Brussels, May 16 (CNA) A teenage Taiwanese musical talent has made it into the final round of a renowned international competition in Belgium and is scheduled to perform on stage next week to compete for the top prize.

Tseng Yu-chien, 17, and 11 violinists outshone the 66 other candidates after two weeks in the Queen Elisabeth Competition, which is recognized by the music world as the Nobel Prize for violinists.

David Y.L. Lin, Taiwan's representative to the European Union and Belgium, congratulated Tseng on reaching the final round of the competition and wished him well in the upcoming challenge.

According to the competition's website, Tseng began studying violin at the age of three, and has won several worldwide competitions. He has also performed as a soloist with orchestras around the world including the Taipei Symphony Orchestra, the Philadelphia Orchestra, Spain's Orquesta Sinfonica de Navarra and the National Symphony Orchestra of Taiwan.
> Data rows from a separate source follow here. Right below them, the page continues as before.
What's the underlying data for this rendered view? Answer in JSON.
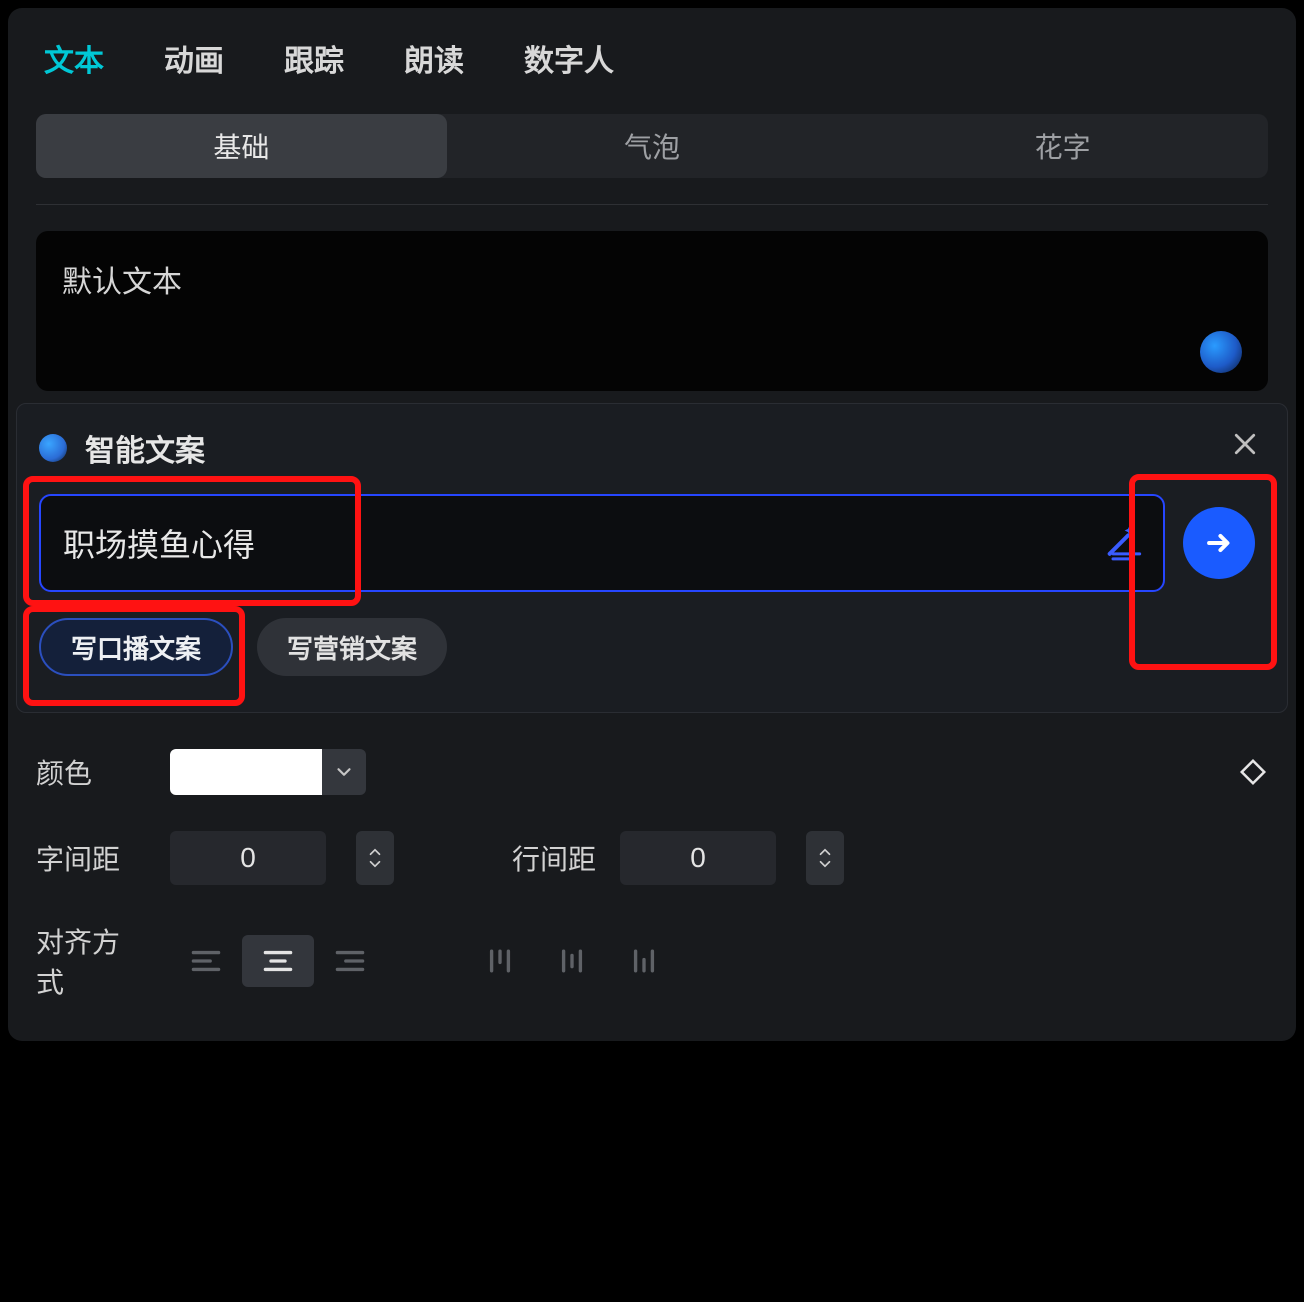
{
  "topTabs": {
    "text": "文本",
    "animation": "动画",
    "track": "跟踪",
    "read": "朗读",
    "avatar": "数字人"
  },
  "subTabs": {
    "basic": "基础",
    "bubble": "气泡",
    "fancy": "花字"
  },
  "textArea": {
    "value": "默认文本"
  },
  "popup": {
    "title": "智能文案",
    "inputValue": "职场摸鱼心得",
    "chipBroadcast": "写口播文案",
    "chipMarketing": "写营销文案"
  },
  "props": {
    "colorLabel": "颜色",
    "colorValue": "#FFFFFF",
    "letterSpacingLabel": "字间距",
    "letterSpacingValue": "0",
    "lineSpacingLabel": "行间距",
    "lineSpacingValue": "0",
    "alignLabel": "对齐方式"
  }
}
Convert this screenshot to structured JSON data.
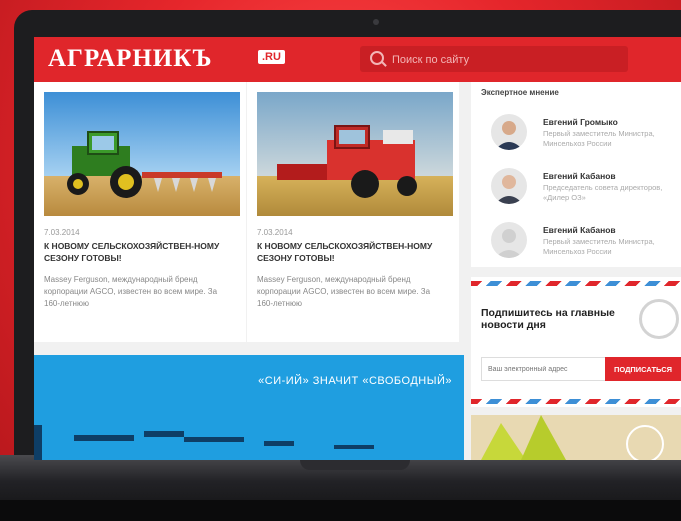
{
  "header": {
    "logo": "АГРАРНИКЪ",
    "logo_badge": ".RU",
    "search_placeholder": "Поиск по сайту"
  },
  "articles": [
    {
      "date": "7.03.2014",
      "title": "К НОВОМУ СЕЛЬСКОХОЗЯЙСТВЕН-НОМУ СЕЗОНУ ГОТОВЫ!",
      "text": "Massey Ferguson, международный бренд корпорации AGCO, известен во всем мире. За 160-летнюю"
    },
    {
      "date": "7.03.2014",
      "title": "К НОВОМУ СЕЛЬСКОХОЗЯЙСТВЕН-НОМУ СЕЗОНУ ГОТОВЫ!",
      "text": "Massey Ferguson, международный бренд корпорации AGCO, известен во всем мире. За 160-летнюю"
    }
  ],
  "banner": {
    "text": "«СИ-ИЙ» ЗНАЧИТ «СВОБОДНЫЙ»"
  },
  "experts": {
    "title": "Экспертное мнение",
    "items": [
      {
        "name": "Евгений Громыко",
        "role": "Первый заместитель Министра, Минсельхоз России"
      },
      {
        "name": "Евгений Кабанов",
        "role": "Председатель совета директоров, «Дилер ОЗ»"
      },
      {
        "name": "Евгений Кабанов",
        "role": "Первый заместитель Министра, Минсельхоз России"
      }
    ]
  },
  "subscribe": {
    "title": "Подпишитесь на главные новости дня",
    "email_placeholder": "Ваш электронный адрес",
    "button": "ПОДПИСАТЬСЯ"
  },
  "colors": {
    "brand_red": "#e0262b",
    "banner_blue": "#1f9ee0"
  }
}
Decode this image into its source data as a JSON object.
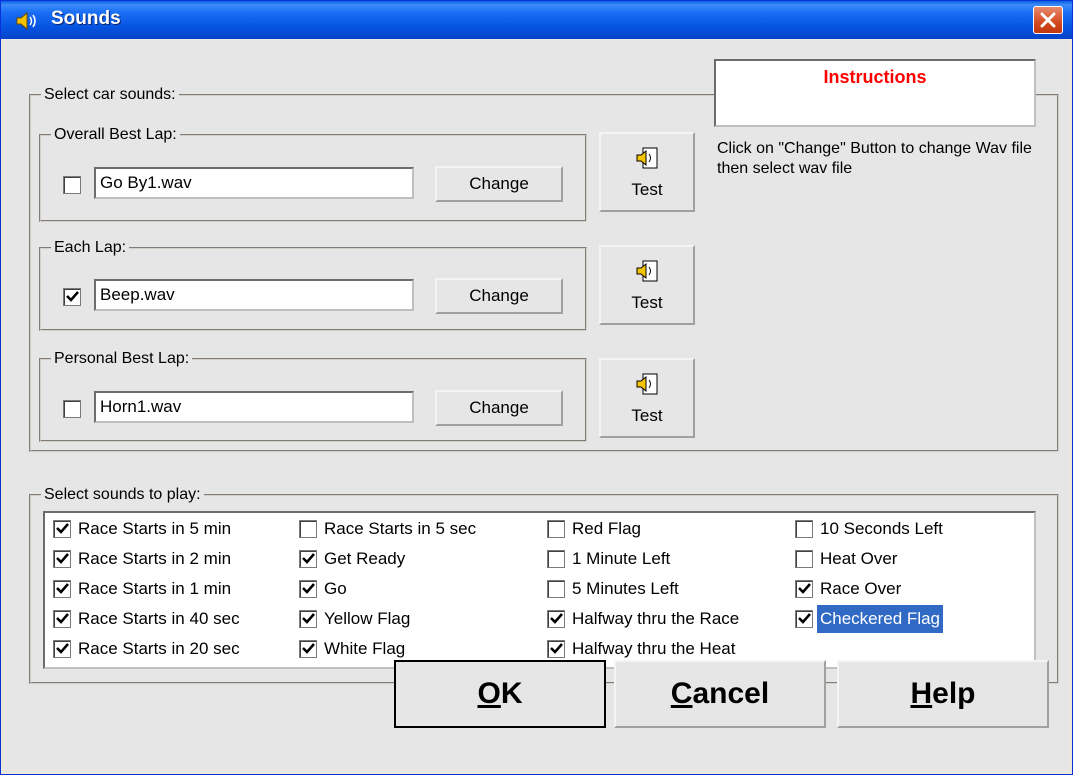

The Taipei-born talent, who will obtain his high school diploma from the Curtis Institute of Music in the United States this June, is often encouraged by his father to focus on his responsibilities as a student even though his musical talent has received great attention on the global stage.

Aside from Tseng, Taiwanese young talents Li Chi and Richard Lin also participated in the competition, but did not make it through to the final round.

The final 12 contestants will start practicing May 18 on their assignments for the final round, which is scheduled to kick off May 21. Based on the rules, they will not be allowed to have any contact with the outside world or receive any instruction until their final performances have ended.

The Queen Elisabeth Competition, established in 1937, is considered to be one of the world's most prestigious musical competitions, and one that provides a stage for young music talents to showcase their skills.

Two Taiwan-born violinists have earned the top prize in the competition's history -- Hu Nai-yuan won in 1985 at the age of 24 and Taiwanese Australian Ray Chen won in 2009 when he was 20 years old.